2012 compared to 2011
Community Banking
Community Banking had a network of 1,832 banking offices at the end of 2012, an increase of 53 offices compared to
December 31, 2011. The increase in offices was driven by the BankAtlantic acquisition and de novo branch openings,
partially offset by the closing of low volume branches. Community Banking results include BankAtlantic since the systems
conversion in October 2012. Community Banking net income was $752 million in 2012, up $216 million, or 40.3%,
compared to 2011.
Segment net interest income for Community Banking totaled $3.4 billion in 2012 compared to $3.6 billion in 2011. The
decrease in segment net interest income was primarily attributable to lower funding credits on deposits as the result of
declining interest rates. This decrease was partially offset by loan growth and improvement in the deposit mix, which was
the result of an increase in noninterest-bearing deposits and a decrease in client CDs.
The allocated provision for loan and lease losses increased by $77 million, or 13.1%, to $666 million in 2012, primarily due
to loan growth and reserve rate adjustments, partially offset by lower charge-offs.

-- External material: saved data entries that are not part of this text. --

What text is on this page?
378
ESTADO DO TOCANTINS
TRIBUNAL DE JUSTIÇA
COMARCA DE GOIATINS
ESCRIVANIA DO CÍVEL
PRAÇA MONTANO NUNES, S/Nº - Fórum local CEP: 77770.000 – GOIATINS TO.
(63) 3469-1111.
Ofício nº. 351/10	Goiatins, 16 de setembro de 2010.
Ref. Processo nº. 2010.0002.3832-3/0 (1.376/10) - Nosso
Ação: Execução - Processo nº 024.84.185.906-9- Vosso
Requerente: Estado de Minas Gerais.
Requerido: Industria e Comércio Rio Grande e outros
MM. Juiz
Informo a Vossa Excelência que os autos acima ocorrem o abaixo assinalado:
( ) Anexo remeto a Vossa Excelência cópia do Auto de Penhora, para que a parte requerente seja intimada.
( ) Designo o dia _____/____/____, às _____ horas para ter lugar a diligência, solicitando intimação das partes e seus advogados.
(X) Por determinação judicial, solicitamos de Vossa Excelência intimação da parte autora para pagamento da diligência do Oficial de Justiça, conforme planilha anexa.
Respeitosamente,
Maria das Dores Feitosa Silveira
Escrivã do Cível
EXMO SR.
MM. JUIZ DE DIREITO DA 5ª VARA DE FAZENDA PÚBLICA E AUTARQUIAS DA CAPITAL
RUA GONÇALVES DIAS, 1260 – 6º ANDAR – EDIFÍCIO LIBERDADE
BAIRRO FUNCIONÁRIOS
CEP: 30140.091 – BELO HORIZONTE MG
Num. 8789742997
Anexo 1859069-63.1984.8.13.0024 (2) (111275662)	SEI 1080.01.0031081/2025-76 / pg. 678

Noninterest income in Community Banking increased $109 million, or 10.7%, to $1.1 billion in 2012, primarily due to higher
bankcard and merchant fees, as well as losses on commercial LHFS in the prior year. The increase in noninterest income was
partially offset by lower debit interchange and overdraft fees. Noninterest income allocated from other segments, which is
reported as intersegment net referral fees (“referral fees”), increased by $50 million, or 37.9% in 2012, driven by higher
referrals for residential mortgage lending as originations grew.
Noninterest expense incurred by Community Banking during 2012 declined $526 million, or 22.3%, to $1.8 billion. This
decline was primarily due to lower foreclosed property expense and regulatory charges, partially offset by higher net
occupancy expense and personnel expense. Allocated corporate expense increased $126 million, or 14.0%, to $1.0 billion in
2012, primarily due to increases in loan administration, operations and marketing expense.